Не иметь старшему сыну Джона семейной летописи - Джон лишь седьмой в семье
— Вот отметка о моем рождении, — сказал Джеймс и показал на запись в книге, а потом перевернул с полсотни страниц назад и ткнул пальцем в другое место. — А вот— мой отец. Он был последним, родившимся в России. Это от него я знаю эти слова. — Дрэнэке, врэнэке, брэнэке! — еще раз, сейчас совершенно серьезно произнес доктор.
Я во все глаза смотрел в книгу. Под записью о рождении в 1904 году некого младенца Самуила после нескольких непонятных фраз явственно читалось слово... Minsk.
— Он, что же, родился в Минске? — осторожно спросил я у розовощекого старца. — Совершенно верно, — ответил тот. — Это было время, когда меннониты выбирались из России, потому что нас пытались заставить служить в армии. Мы ехали к морю, чтобы оттуда на корабле отправиться в Америку. Моя бабушка была беременна. Роды случились, когда мы подъезжали к Минску, и семья вынуждена была сделать остановку на несколько месяцев.
Дети Джона и Марты не знают, что они минчане
Наверное, мое лицо выражало такое изумление, что до сих пор молчавший Джон поинтересовался, какое я имею отношение к Минску.
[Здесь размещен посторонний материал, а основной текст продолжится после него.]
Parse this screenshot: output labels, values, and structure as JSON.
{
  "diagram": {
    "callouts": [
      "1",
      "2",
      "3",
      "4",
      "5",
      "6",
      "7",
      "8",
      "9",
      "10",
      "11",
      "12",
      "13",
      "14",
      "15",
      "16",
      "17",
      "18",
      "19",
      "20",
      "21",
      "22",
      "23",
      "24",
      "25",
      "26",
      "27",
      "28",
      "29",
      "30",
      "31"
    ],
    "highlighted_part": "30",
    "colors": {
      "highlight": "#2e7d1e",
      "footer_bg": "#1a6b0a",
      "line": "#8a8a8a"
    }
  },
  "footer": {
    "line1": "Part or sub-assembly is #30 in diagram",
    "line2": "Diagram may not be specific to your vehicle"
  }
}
Пока я рассказывал о своем городе на столе появилась вторая тарелка фруктов.
— Срэбрэнэке, — неожиданно сказал розовощекий доктор и, не дав мне времени полюбопытствовать, что значит новое слово, ткнул пальцем в книгу.
Чуть ниже места рождения было записано местожительства — деревня Серебрянка.
— Бабушка рассказывала, что двухэтажный дом, в котором они жили, стоял прямо у реки, — подытожил он.
Оправившись от изумления, я спросил разрешения сфотографировать запись о рождении столь необычного минчанина, но старец так посмотрел на меня, что я поспешил упрятать фотоаппарат в футляр.
Облик Толстого неслучаен: толстовцы взяли многое от меннонитов
Перед уходом я не удержался и спросил:
— Вам никогда не говорили, что вы похожи на Льва Толстого? — Кто это? — поинтересовался доктор.
И когда я рассказал ему о великом русском писателе, он приподнял шляпу и задумчиво произнес:
— Я прочел за жизнь, наверное, две тысячи книг. Но в мире всегда остается столько неизвестного!
Утром следующего дня я попрощался с гостеприимными меннонитами и отправился к индейцам майя. Там я узнал все необходимое о конце света, но, как вы, наверное, слышали, в тот раз он так и не состоялся.
Где-то здесь, у реки, стоял двухэтажный дом, в котором родился Самуил-минчанин. Ни следа не осталось!